DVSA also wants learners to spend more time practising driving in different road conditions, such as driving in rain and driving in the dark.
This will better prepare them for a lifetime of safe driving.
Top 10 reasons for failing the driving test
The most common faults made during driving tests between 4 December 2017 and 3 December 2018 were:
Junctions – observation.
Mirrors – change direction.
Control – steering.
Junctions – turning right.
Move off – safely.
Response to signs – traffic lights.
Move off – control.
Positioning – normal driving.
Response to signs – road markings.
Reverse park – control.
Insufficient observation at junctions and not using mirrors effectively when changing direction accounted for 368,047 test failures.
You automatically fail your driving test if you make a serious or dangerous fault – sometimes called ‘majors’.
Driving test faults reflect the factors that cause accidents
39% all accidents in Great Britain in 2017 were a result of a driver failing to look properly
Source: Contributory factors for reported road accidents
The faults being made in driving tests reflect the factors that cause accidents on Great Britain’s roads. In 2017, drivers failing to look properly contributed to 35,993 accidents. It was the most common contributory factor in accidents.
Driving safely on all types of roads
Mark Winn, Chief Driving Examiner, said:
It’s vital that learners can drive safely and have the skills to drive on all types of roads before taking their test. The driving test helps get drivers ready for a lifetime of safe driving and makes our roads safer for all.
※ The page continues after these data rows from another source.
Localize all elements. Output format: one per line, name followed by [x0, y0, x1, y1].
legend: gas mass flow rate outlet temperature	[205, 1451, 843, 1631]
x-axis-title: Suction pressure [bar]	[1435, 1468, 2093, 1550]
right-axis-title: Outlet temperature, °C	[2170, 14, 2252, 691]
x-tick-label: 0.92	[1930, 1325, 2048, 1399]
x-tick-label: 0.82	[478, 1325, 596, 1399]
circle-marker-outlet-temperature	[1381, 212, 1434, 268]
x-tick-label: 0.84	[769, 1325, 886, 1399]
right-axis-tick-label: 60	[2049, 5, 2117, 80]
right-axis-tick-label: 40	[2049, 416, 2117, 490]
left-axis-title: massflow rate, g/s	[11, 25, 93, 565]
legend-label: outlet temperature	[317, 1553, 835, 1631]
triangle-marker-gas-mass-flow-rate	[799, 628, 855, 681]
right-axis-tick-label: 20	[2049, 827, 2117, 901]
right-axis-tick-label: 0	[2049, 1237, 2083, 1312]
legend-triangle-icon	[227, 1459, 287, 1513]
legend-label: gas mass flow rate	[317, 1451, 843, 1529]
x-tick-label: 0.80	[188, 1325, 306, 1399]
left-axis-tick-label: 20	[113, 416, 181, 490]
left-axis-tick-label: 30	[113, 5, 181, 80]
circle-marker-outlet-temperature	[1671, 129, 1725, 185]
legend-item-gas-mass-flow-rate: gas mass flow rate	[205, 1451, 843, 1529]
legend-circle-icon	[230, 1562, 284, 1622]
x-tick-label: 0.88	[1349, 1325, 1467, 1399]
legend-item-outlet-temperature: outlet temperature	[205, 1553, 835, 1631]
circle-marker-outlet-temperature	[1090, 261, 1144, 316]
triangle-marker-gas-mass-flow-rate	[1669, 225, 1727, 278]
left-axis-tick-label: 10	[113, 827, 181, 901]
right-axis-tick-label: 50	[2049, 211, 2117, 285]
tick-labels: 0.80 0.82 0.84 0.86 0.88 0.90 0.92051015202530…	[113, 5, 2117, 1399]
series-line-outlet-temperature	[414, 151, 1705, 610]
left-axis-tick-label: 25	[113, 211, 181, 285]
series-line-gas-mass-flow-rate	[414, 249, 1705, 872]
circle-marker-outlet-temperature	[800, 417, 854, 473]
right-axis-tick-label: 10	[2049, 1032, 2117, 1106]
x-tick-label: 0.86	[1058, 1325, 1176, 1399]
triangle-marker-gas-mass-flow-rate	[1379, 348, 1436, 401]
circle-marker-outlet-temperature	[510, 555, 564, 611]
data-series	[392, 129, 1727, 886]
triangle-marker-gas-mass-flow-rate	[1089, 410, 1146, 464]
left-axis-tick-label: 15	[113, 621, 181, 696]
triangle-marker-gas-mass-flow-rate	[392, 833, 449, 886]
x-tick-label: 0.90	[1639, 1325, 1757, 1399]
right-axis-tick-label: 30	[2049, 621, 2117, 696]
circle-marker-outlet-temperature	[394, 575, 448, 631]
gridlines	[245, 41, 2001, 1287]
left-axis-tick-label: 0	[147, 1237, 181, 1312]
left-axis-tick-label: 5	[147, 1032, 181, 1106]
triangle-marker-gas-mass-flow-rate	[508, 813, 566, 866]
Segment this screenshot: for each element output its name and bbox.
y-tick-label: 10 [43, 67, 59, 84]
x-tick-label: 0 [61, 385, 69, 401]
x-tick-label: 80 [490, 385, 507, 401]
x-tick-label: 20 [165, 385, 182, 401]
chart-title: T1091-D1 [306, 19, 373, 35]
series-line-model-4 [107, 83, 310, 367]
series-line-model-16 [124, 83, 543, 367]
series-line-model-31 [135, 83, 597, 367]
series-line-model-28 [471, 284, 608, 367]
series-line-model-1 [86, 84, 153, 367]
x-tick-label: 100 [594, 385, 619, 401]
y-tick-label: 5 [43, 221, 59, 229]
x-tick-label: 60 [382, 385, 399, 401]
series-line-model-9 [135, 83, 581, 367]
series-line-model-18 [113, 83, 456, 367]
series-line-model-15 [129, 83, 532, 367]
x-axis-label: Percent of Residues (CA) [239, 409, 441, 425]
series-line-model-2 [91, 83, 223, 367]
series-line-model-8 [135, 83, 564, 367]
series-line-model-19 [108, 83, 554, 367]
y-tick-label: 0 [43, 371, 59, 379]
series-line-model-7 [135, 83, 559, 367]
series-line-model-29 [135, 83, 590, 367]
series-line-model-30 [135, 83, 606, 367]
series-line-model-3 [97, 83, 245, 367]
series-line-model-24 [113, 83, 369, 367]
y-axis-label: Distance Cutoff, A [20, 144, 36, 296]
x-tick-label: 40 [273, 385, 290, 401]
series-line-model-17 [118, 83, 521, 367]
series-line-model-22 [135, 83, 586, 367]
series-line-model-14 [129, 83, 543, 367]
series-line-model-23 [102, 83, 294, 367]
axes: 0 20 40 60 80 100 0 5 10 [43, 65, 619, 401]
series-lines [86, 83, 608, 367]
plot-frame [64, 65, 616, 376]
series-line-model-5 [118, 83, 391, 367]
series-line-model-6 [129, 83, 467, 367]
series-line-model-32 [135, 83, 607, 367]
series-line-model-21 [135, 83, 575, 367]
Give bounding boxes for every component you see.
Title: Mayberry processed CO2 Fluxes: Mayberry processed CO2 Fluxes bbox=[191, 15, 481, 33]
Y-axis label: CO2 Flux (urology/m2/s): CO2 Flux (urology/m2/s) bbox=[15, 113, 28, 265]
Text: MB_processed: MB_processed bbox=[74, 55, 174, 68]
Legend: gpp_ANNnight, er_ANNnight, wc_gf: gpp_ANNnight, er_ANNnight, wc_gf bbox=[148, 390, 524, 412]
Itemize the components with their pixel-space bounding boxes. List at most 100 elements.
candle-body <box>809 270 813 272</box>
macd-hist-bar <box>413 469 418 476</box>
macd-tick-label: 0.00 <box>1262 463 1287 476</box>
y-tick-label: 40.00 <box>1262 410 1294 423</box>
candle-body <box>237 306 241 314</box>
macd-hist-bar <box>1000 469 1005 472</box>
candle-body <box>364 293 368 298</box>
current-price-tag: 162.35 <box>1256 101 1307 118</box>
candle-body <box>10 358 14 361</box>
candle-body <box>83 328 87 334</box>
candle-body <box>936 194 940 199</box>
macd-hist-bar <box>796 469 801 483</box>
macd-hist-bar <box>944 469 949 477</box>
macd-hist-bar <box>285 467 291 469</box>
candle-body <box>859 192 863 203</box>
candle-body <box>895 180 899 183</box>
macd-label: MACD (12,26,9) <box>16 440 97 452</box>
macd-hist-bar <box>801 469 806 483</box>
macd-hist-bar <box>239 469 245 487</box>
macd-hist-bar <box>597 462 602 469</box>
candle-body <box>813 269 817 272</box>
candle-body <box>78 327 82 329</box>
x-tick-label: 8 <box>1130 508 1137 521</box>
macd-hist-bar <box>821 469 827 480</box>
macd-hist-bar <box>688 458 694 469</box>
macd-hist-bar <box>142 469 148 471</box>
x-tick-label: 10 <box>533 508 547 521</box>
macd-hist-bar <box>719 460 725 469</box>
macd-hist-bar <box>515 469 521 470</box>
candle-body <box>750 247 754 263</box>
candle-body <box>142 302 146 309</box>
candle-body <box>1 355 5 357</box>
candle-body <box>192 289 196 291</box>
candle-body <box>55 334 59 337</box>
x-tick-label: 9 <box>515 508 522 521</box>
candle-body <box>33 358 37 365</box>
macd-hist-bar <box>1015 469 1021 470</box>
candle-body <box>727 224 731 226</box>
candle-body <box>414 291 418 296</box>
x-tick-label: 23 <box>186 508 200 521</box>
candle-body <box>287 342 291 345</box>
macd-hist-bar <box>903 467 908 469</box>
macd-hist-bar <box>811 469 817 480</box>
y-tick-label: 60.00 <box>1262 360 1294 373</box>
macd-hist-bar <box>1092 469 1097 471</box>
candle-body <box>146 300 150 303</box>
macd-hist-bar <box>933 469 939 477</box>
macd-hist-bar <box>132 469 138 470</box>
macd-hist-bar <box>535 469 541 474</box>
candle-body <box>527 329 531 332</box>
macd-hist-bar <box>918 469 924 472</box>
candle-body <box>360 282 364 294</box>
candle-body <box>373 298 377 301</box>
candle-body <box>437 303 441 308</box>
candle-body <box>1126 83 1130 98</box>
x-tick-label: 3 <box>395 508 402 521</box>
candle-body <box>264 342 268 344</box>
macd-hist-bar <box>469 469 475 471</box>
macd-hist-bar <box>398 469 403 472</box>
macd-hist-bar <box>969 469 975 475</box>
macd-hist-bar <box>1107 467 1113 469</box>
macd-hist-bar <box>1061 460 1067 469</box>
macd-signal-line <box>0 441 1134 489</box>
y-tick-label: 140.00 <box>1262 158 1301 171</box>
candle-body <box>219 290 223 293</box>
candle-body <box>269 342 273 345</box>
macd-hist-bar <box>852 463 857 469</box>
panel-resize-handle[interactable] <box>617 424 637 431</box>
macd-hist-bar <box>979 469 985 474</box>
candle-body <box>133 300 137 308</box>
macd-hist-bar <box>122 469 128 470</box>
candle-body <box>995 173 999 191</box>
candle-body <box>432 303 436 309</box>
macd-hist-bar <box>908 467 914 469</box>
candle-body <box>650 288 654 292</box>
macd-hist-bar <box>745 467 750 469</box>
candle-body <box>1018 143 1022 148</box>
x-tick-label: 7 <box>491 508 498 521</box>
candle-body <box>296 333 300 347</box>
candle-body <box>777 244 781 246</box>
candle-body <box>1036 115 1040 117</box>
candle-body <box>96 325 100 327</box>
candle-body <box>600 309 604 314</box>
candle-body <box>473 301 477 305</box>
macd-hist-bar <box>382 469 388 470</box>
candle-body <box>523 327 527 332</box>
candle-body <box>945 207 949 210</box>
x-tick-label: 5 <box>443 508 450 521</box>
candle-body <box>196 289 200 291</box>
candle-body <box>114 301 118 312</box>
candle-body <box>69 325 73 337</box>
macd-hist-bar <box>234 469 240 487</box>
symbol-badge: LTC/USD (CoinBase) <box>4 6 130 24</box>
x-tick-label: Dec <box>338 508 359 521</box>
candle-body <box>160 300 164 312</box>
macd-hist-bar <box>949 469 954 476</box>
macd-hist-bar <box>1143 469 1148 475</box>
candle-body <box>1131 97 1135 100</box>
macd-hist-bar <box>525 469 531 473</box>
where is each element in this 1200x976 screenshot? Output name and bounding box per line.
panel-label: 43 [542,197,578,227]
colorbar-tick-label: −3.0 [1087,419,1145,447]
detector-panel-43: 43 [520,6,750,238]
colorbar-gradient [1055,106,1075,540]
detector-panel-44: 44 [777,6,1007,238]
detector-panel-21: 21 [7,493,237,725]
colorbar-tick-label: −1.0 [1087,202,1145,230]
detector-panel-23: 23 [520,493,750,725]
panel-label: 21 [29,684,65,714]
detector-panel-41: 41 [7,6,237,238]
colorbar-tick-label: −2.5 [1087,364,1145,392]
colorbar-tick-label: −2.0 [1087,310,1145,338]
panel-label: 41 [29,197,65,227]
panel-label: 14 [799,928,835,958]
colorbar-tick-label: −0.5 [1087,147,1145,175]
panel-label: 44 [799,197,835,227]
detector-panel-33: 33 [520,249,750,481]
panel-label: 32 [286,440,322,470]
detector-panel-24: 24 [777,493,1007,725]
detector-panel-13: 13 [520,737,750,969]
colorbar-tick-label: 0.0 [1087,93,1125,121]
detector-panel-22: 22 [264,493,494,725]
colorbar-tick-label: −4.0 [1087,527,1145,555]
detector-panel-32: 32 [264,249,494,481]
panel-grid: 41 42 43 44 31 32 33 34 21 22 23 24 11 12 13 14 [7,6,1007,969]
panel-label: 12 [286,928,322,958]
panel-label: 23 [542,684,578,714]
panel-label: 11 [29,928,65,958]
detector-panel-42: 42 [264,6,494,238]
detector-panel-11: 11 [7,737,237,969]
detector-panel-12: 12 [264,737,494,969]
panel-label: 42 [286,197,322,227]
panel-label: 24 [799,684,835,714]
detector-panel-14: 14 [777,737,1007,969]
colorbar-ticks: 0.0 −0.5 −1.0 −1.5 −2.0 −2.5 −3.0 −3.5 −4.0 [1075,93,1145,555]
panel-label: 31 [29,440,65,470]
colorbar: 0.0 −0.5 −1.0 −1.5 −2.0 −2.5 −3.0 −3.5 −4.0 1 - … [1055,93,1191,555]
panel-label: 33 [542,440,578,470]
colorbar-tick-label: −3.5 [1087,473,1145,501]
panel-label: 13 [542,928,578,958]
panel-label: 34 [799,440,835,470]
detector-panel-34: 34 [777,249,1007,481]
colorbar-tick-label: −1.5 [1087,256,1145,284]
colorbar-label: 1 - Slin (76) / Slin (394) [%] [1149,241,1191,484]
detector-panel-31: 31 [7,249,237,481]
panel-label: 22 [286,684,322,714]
Failing to look properly at junctions is the most common serious or dangerous test fault and the largest cause of accidents in Britain. Good observation, including proper use of mirrors, is a crucial skill that drivers must learn.
Avoiding common driving faults
The Highway Code provides rules, guidance and advice on avoiding these common faults, including:
looking all around before emerging from a junction, and not crossing or joining a road until there is a gap large enough for you to do so safely
using your mirrors frequently so that you always know what is behind and to each side of you, and using them in good time before you signal or change direction or speed
maintaining a steady course and positioning the vehicle correctly in the road
Dealing with nerves
It’s normal to be nervous before your test. If you’re properly prepared and your driving instructor thinks you’re ready, you do not need to worry. The driving examiner is not trying to catch you out – they just want to make sure that you can drive safely.
The Official DVSA Guide to Driving – the essential skills is full of advice that will help you prepare and stay safe on our roads.